ELSIE KELLOGG MORSE GALLERY



Popham Sandpipers


Hog Island Cove


Early Spring

As a young bride of an ecologist, I desperately wanted to take part in Doug’s field studies, but soon discovered that all too often the best help I could offer would be allowing long stretches of silence. Irrepressible restlessness turned out to be the best cure for all previous inhibitions, and I quickly discovered that landscape painting is mostly about the pleasure of the artist on the spot. In the course of perhaps two hours I would try to frame, select, sketch, and color a canvas in hopes that a picture would take shape. Sometimes I was pleased and sometimes not, but always I would see the landscape more deeply; I’d notice countless details of beauty or interest I would never have caught without the observation required for painting. Best of all, I could remember a painting site so vividly I could close my eyes and bring myself to it anytime. How often can this be true of even our most favorite picnic places?



Epupa Falls Namibia


Himba People Namibia

After children joined the family, time to paint was more limited, but the camera stepped in as a workable substitute. Framing pictures doesn’t require as careful observation as drawing and painting, but it still helps lock particular landscapes in memory. Now that the children are grown we both find photography enhances the pleasure of traveling as well as the ability to share with friends at home.
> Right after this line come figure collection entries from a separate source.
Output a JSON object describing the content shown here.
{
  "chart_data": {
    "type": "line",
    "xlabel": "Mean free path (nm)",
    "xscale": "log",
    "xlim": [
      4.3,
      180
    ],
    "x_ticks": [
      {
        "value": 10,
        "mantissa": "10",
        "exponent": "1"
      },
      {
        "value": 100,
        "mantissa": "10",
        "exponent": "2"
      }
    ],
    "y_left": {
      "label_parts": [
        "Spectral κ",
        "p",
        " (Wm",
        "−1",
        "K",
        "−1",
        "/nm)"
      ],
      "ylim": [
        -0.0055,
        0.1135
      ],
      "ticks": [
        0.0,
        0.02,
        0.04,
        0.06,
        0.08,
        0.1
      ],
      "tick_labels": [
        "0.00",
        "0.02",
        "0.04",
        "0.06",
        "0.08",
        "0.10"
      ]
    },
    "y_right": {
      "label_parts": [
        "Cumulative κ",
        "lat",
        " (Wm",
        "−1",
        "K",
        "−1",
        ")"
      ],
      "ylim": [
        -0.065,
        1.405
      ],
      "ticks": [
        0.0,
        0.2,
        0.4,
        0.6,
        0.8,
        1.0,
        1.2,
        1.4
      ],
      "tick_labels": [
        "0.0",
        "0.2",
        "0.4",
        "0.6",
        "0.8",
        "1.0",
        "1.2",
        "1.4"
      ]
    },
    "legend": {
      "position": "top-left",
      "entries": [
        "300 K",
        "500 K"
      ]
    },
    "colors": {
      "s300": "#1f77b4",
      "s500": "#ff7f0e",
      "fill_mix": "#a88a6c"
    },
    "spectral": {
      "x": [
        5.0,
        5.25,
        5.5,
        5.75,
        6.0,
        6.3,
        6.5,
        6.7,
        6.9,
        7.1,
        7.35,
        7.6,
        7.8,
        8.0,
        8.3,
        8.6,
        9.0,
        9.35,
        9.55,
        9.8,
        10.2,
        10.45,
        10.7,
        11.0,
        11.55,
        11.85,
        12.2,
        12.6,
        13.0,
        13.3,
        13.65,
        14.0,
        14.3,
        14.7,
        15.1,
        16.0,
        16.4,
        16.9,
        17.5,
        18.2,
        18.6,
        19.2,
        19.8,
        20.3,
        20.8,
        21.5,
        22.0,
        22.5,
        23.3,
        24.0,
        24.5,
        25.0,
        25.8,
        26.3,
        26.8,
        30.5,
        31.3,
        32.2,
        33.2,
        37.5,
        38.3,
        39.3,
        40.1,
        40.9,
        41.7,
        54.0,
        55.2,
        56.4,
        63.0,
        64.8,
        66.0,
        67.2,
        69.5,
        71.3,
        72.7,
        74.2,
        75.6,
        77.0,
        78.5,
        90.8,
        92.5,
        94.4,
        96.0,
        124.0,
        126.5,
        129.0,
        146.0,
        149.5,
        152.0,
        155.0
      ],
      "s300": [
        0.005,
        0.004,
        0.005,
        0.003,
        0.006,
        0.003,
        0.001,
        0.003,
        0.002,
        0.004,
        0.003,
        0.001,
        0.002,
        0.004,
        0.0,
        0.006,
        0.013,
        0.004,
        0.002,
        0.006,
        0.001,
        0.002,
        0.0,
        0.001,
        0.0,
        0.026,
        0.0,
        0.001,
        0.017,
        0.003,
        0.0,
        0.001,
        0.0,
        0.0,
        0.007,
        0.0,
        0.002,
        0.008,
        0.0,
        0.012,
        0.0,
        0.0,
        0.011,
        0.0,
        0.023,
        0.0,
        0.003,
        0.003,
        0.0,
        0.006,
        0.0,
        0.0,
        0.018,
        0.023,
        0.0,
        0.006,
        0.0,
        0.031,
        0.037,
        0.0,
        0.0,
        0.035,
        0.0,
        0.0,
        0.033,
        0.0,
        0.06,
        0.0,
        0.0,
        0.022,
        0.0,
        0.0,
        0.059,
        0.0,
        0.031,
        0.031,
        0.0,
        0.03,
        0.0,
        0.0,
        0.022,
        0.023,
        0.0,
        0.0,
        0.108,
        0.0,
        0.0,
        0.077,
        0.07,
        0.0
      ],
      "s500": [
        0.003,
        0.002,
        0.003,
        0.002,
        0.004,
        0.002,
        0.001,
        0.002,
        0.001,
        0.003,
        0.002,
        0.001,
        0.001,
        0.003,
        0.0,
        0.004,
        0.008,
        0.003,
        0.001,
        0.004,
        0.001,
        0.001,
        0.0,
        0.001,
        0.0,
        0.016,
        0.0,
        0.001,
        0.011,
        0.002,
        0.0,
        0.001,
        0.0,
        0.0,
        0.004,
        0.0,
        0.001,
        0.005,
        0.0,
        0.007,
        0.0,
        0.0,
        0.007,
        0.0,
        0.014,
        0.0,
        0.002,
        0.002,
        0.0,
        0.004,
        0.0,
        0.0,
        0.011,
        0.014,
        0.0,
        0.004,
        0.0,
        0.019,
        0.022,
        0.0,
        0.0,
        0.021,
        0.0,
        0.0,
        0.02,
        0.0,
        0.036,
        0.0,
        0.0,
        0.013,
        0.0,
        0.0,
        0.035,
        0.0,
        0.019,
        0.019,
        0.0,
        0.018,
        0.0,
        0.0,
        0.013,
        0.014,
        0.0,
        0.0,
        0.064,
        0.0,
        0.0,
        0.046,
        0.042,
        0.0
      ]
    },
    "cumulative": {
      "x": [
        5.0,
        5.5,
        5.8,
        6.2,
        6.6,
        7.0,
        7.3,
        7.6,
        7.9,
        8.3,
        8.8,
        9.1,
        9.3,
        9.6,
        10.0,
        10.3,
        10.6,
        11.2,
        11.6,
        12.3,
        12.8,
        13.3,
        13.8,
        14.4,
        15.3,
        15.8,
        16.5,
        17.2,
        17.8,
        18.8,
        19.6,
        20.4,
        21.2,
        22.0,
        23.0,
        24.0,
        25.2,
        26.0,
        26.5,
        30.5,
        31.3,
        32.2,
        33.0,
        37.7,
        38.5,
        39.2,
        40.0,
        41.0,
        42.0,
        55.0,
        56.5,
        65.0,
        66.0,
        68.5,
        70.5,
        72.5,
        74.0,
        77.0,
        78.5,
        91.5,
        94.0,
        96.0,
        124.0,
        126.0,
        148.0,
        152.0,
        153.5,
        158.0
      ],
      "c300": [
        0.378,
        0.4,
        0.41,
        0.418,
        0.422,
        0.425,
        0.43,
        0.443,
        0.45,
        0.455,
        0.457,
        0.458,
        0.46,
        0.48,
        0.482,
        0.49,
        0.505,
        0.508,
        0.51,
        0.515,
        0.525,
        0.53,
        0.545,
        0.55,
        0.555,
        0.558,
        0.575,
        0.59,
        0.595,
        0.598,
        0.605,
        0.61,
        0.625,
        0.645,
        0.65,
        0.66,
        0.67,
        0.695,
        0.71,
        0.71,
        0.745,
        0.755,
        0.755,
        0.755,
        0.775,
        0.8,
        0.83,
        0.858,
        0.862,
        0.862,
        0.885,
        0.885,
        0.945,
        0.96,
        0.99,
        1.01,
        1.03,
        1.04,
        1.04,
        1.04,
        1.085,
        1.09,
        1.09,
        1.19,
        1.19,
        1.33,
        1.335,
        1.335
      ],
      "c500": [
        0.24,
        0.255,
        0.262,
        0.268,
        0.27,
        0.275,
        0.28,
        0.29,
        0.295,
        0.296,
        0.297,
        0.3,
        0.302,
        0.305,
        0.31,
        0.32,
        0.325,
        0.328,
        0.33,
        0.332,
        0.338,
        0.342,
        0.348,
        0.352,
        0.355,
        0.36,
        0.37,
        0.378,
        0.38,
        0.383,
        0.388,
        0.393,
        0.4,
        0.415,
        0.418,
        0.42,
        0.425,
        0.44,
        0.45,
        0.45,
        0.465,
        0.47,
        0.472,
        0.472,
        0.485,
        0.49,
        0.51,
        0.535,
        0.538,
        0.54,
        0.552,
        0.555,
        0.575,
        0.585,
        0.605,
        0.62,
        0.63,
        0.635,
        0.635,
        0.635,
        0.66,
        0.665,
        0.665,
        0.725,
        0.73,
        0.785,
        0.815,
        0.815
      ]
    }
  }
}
The fun of PhotoShop cannot be denied, and once in a while, it’s good to just play. Here’s one that may be a little over the top for metaphor, but I couldn’t resist layering my parents’ proper Episcopal wedding photo into a California sunset! If advertisers can do it, why cant we?



The fanciful boy in the ferns speaks to a persisting enchantment with the fairy people of storybooks.



"9 Moments in the Emergence of a Monarch" records one lucky lunchtime when a chrysalis that we had hanging in a flower arrangement began to open right in front of our eyes.